Come April 1, consumers won't be able to buy a Tesla Motors (NASDAQ:TSLA) Model S sedan at Tesla retail stores in New Jersey, thanks to the New Jersey Motor Vehicle Commission voting on Tuesday to enact rules that prohibit auto manufacturers from selling directly to consumers. New Jersey marks the third state banning Tesla's direct sales model, joining Texas and Arizona.
The premium electric vehicle maker won't lose any business because of the New Jersey ban, so investors need not concern themselves with this issue, in my opinion. It's the people of New Jersey who will come out on the losing end of this policy. Consumers get a current right taken away, and taxpayers will suffer because New Jersey will lose sales tax on the Model S to the neighboring states of Pennsylvania and New York.

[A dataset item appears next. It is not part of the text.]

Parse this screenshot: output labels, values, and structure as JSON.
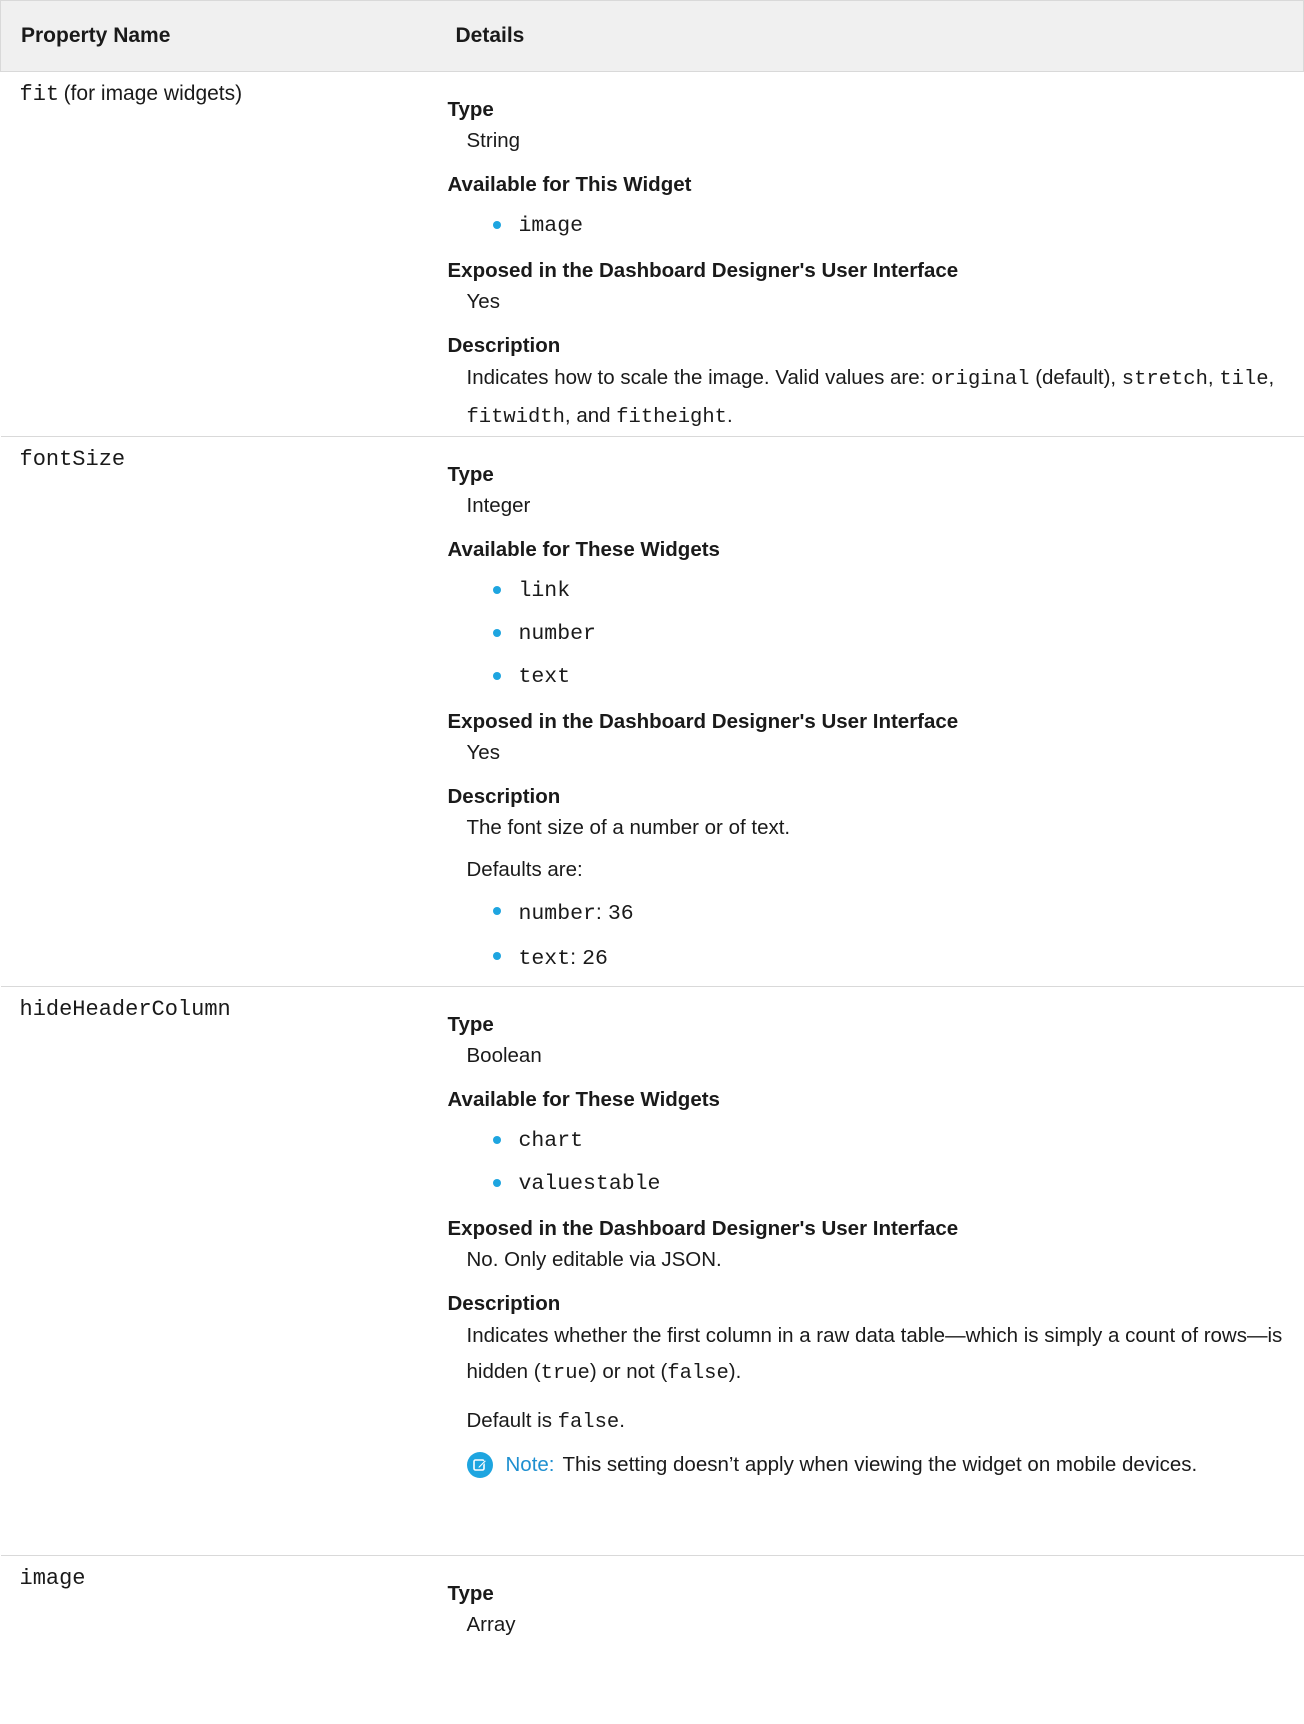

Let's leave the political muck to others, and focus our high beams on the business ramifications of this new regulation.
The exact meaning of a "ban"
These Tesla "bans" don't mean that Tesla can't operate within a given state. If the New Jersey law is enacted in a way similar to the one in Texas, than Tesla will just have to go with a workaround. If Tesla's New Jersey workaround is similar to the one in Texas, than Tesla's two retail stores in New Jersey -- which are in Short Hills and Paramus, both of which are in the northern part of the state and about 20 miles from New York City -- will be rechristened as "galleries." These will be showrooms where potential buyers can look at the Model S, but can't test drive it, nor can employees discuss costs or assist consumers with alternate ways to buy a vehicle.
In today's connected world, the Internet makes the latter two factors non-issues. Anyone who is shopping for a vehicle -- most especially a high-end one -- surely has access to the Internet, where Tesla's website provides pricing, as well as the opportunity for consumers to order a vehicle online. The only small hitch in ordering online is that Tesla can't deliver to buyers in banned states, so these buyers have to use a third-party delivery service.
As to test driving, Tesla sets up periodic test-driving events open to the public in various parts of Texas. For instance, last Labor Day weekend, folks in the Austin area were able to take a Model S for a 15-minute spin. These events not only serve as a workaround for those who can't test drive a Model S at a "gallery" and don't want to travel to the nearest actual "store," but are good marketing tools, too. The Model S garners glowing praise for its performance and luxury, was named Motor Trend's Car of the Year in 2013, notched a top 99 score by Consumer Reports, and earned top NHSA safety ratings. Test driving such a car will likely turn some casual lookers into buyers, and result in others setting their sights on the more moderately priced "gen III" sedan once it's available. (Tesla's targeting a 2017 launch.)
Most importantly, these bans don't affect Tesla's Supercharger sites, which Tesla continues to aggressively build out, including in Texas. Tesla's goal is to have 90% of the U.S. population and parts of Canada covered by 2015. The company's been rolling out its second-generation Superchargers, which provide the 85kWh Model S (the model with a 265-mile range) with a half charge in 20 minutes, and provide juice for about 200 miles in 30 minutes.
Pennsylvania and New York are a stone's throw from the diminutive Garden State
Test driving and/or buying a Model S at an out-of-state retail store will generally be much less of an issue for New Jersey residents than it is for those living in Texas and Arizona, given that New Jersey is a very small state geographically.
The vast majority of its residents live within 50-60 miles of either the Pennsylvania or New York state line, and many are considerably closer to one of these state lines, as New Jersey's population is very dense outside New York City and Philadelphia. Tesla already has one store in Pennsylvania -- in the Philadelphia suburbs -- which is easily accessible to New Jersey residents who live in much of the southern half of the state. The company has five New York state stores in the New York City area that are accessible to New Jersey residents who call the northern half of the state home. Additionally, Tesla surely will be building more locations in these states. (Auto dealers in New York are hoping for a direct sales model ban, too, but the political situation seems different, so I'm not sure how likely that is to happen.)
Foolish final thoughts
Tesla investors shouldn't be concerned about these direct sales model bans, as buyers who are spending big bucks for a vehicle are going to buy the exact car they want, even if a little extra effort is involved.
Things should eventually work out in Tesla's favor, as residents of states with these bans aren't likely to take well to having fewer consumer options than those in the vast majority of the other states. In the meantime, I'd imagine Tesla might set up some additional innovative workarounds that would appeal to consumers in states with these bans.
Tesla might actually benefit from these bans, as they could further increase public support for the upstart EV maker. Politicians banning Tesla's direct sales model are coming off as the "big bad guys" who are playing politics, yet again, based upon the many comments I've read on this issue. That, by contrast, puts Tesla in the "good guy" role, and might buy some additional goodwill for the company.
There's no reason that those invested in Tesla for the long term should not stay the course, as long as Tesla continues to deliver on its business plan and delights with its vehicles.